Spaying and neutering reduces or eliminates:

  • The odds of breast cancer and dangerous uterine infections in females and prostate problems and testicular cancer in males.
  • Frustration in resisting the natural urge to mate. Your companion will be less distracted, more easily trained, and a more contented member of your family.
  • The animal’s need to roam in search of a mate, decreasing the chances that your pet will become lost, get into fights with other animals or be hit by a car.
  • Messy heat cycles in females and attracting unwanted males.
  • The tendency to bite. However, your pet will still be protective of his home and family even after being altered. Aggression is different from protectiveness.
  • Spraying, wailing, marking territory, or making inappropriate sexual approaches toward people or objects.

In addition, Napa County offers lower license fees for spayed/neutered pets.

Benefits for your community
Spaying and neutering helps reduce the number of strays and unwanted animals in a community.

  • Stray animals get into garbage cans, scare people, cause car accidents, and damage property.
  • Irresponsible or accidental breeding contributes to dog attacks and bites.
  • Some stray animals kill or injure wildlife.
  • Communities spend millions of tax dollars every year to provide care for unwanted, abandoned and neglected animals.

Spay/neuter myths
Pet owners cite many reasons why they won’t spay or neuter their animal.
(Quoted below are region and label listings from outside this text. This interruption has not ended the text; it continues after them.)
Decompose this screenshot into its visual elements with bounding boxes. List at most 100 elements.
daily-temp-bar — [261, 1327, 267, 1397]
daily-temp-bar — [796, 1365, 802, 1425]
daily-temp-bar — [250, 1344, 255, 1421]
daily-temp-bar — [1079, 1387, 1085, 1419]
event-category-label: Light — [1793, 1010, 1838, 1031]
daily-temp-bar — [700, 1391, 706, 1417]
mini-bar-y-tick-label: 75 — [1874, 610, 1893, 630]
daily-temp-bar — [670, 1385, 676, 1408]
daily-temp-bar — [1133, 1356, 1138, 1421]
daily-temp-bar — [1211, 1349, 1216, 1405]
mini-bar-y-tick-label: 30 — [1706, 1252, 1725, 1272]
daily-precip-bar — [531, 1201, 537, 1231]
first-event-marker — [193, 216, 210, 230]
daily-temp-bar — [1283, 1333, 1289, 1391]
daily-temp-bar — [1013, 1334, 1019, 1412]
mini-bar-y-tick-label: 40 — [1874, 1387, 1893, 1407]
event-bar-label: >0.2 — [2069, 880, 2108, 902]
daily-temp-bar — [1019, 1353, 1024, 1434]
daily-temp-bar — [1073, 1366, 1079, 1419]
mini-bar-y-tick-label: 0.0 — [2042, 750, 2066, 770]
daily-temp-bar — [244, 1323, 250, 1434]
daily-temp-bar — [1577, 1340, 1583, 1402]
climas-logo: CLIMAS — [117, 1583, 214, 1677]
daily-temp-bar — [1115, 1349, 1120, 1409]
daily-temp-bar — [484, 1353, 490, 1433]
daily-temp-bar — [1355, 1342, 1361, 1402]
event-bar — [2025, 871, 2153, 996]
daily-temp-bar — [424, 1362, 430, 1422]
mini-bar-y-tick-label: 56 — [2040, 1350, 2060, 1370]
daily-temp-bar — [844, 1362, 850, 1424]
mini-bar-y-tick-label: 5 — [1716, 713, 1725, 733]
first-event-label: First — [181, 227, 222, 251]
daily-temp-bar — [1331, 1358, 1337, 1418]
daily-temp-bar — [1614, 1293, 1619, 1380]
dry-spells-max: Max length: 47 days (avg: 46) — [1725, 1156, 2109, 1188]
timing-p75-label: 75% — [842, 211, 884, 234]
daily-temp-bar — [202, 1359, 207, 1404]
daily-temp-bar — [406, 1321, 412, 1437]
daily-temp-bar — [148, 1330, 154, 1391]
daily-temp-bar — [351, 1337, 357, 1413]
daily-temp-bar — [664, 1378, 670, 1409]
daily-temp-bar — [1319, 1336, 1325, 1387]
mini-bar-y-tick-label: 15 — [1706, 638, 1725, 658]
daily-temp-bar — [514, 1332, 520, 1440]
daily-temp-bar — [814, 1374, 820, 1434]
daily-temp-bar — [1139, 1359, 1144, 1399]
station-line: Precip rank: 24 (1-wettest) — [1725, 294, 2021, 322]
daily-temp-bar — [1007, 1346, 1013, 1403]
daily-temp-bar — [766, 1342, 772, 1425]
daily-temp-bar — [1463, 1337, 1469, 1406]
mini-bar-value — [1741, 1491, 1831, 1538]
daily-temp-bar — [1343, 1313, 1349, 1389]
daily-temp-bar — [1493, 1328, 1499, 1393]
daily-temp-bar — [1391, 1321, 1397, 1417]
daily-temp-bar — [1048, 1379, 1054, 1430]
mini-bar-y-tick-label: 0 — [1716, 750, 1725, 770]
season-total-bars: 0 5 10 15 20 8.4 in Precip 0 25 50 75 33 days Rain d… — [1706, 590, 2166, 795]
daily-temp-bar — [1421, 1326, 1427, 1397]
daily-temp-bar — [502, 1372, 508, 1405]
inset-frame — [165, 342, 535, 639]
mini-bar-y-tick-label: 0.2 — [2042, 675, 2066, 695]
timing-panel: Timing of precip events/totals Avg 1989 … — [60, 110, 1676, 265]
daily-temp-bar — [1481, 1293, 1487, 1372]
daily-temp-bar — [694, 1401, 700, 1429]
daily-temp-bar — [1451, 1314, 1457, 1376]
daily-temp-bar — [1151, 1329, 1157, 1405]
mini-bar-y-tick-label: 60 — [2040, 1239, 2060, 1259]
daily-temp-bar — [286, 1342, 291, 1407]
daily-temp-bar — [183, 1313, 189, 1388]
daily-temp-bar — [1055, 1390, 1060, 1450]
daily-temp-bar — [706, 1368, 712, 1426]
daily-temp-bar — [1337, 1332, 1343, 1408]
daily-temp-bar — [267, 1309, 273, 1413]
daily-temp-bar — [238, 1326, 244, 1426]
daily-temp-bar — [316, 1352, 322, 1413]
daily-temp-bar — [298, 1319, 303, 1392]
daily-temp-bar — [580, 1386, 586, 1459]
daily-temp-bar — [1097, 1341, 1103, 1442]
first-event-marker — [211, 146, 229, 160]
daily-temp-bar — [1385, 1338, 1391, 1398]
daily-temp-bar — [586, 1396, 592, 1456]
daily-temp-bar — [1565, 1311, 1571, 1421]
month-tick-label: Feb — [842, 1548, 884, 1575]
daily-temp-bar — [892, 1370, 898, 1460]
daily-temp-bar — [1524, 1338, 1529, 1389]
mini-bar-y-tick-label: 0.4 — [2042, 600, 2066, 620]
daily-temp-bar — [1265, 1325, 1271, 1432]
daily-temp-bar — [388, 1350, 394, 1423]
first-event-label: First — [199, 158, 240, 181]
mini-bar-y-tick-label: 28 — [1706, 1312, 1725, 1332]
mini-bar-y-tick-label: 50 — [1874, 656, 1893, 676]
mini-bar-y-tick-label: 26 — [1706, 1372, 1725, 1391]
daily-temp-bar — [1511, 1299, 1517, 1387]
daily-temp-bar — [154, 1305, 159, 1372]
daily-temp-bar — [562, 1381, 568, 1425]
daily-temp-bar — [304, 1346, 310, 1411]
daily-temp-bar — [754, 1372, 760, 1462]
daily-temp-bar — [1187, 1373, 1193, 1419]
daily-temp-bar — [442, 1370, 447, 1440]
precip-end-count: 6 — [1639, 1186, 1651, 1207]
Among them:

  • “My pet will become fat.”
    Too much food and lack of exercise makes a pet fat. If you monitor food intake and provide exercise, your pets will stay trim.
  • “He’s purebred so he can’t be fixed.”
    Purebreds and their offspring also end up homeless in shelters. Purebreds not spayed or neutered can also contribute to the problem of overpopulation.
  • “I will find good homes for all of the kittens (or puppies).”
    If each of the great homes ready to welcome your pet’s offspring would instead adopt from a shelter, they–and you–could potentially save the lives of deserving animals waiting for a new home.
  • “My pet is so special I want another pet just like her.”
    There is no guarantee that puppies and kittens will inherit their parents’ best qualities. In fact, they may just as easily inherit the worst qualities.